If a market correction does come this year, investors who raise cash now and have a shopping list of stocks to buy will be very well positioned. With this in mind, I plan to buy a few stocks in a pullback that appear poised for gains in the long run. Stocks that are now overbought and extended beyond strong support levels are likely to pull back to those key levels in a correction and that would be the time to buy.

For example, Bank of America (NYSE:BAC) shares are trading at about $12.25, but the 50-day moving average is $11.82 and the 200-day moving average is just $9.70. A market correction could push the stock back to those levels in the short term. However, in the long term BofA could continue to move higher as the company settles litigation and reaches "normalized" earnings that are free of major charges. As individuals and corporations become increasingly concerned about European banks, Bank of America and other U.S.-based banks could benefit.

Many large cap stocks are trading near recent highs, have been picked over and now appear to have limited upside. However, lesser-known small-cap stocks are a great place to look for bargains that are worth buying now. There is an increasing amount of merger and acquisition activity, which is often targeting smaller companies. Plus, many smaller companies are still trading at very cheap valuations when compared to larger and highly-followed stocks. Goldman Sachs (NYSE:GS) recently said that investors should be looking at small-cap stocks for upside.

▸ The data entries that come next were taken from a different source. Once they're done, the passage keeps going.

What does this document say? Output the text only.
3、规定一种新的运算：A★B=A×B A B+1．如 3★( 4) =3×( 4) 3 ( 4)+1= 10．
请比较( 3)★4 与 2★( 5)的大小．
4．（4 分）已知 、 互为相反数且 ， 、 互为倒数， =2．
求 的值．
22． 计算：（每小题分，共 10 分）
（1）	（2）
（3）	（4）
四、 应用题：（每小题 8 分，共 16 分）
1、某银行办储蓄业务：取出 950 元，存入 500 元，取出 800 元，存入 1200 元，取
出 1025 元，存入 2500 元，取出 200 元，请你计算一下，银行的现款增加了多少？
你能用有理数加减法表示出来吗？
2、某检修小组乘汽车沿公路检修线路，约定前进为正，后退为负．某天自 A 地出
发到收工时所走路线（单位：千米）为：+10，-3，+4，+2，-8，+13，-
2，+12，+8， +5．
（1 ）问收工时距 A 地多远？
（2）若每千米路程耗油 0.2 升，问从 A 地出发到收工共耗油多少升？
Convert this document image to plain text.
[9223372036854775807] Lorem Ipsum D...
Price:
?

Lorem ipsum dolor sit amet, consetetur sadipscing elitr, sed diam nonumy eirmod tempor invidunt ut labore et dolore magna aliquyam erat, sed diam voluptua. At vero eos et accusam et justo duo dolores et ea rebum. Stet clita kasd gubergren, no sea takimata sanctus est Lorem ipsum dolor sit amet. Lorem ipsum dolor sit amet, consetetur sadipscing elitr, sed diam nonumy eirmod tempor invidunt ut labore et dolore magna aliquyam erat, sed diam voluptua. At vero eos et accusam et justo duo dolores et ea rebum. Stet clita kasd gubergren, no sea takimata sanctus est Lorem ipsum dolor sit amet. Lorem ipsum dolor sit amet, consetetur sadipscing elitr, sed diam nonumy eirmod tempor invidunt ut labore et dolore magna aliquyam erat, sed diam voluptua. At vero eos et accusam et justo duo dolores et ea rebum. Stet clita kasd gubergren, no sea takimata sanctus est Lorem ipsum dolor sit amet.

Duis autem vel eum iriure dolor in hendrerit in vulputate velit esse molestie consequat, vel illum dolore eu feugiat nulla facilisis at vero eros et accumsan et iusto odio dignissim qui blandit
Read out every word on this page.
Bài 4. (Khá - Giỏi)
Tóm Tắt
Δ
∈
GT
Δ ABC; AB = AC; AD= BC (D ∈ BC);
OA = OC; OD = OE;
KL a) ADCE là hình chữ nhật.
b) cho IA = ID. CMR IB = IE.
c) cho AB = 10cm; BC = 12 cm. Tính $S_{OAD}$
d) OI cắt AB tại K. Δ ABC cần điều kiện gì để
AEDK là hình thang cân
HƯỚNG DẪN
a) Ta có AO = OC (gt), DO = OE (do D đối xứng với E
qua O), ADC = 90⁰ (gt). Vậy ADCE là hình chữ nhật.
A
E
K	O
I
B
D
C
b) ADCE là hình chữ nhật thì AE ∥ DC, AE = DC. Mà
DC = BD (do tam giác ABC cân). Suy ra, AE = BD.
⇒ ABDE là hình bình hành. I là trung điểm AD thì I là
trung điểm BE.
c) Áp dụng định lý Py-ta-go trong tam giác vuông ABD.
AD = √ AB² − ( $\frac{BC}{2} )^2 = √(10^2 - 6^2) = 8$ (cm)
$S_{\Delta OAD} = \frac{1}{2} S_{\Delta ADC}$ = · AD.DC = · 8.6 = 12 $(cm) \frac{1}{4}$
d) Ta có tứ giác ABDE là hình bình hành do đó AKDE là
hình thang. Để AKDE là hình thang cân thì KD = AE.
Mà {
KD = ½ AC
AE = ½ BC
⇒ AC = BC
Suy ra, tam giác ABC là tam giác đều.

For an example of a small-cap stock that offers great value: Iridium Communications, Inc. (NASDAQ:IRDM) is a satellite phone network that is trading for just over $6 per share. Analysts estimates are at 92 cents for 2013 and $1.20 for 2014. That puts the price to earnings ratio at just about 6 times earnings, which is way below the market average. Plus, it is trading well below book value, which is $11.46 per share. Iridium could be a takeover target according to fund manager, Harry Rady of Rady Asset Management. Potential suitors for Iridium could include a tech, defense or telecom firm or possibly even a private equity company.

I would avoid stocks like General Electric (NYSE:GE), which has a significant amount of global and industrial exposure. With Europe still in a "rolling" crisis, it is hard to imagine that orders will be strong from that region. Also, with the Euro weakening, it could make GE products less competitive for European buyers, and also lead to negative currency translations. GE could also see weak demand from China and Asia in general, especially since Caterpillar (NYSE:CAT) recently reported a whopping Asia-Pacific sales drop of 26% in February.

As some analysts and investors have noted, Caterpillar and General Electric shares have been diverging from the major market indexes, and that could be another sign that stocks are poised for a healthy correction. Bottom line, I would not go into the bunker, but I would be cautious, raise some cash, and prepare a shopping list for an eventual correction and the better buying opportunities that will come with a pullback.

Data is sourced from Yahoo Finance. No guarantees or representations are made. Please consult a financial advisor before making investments.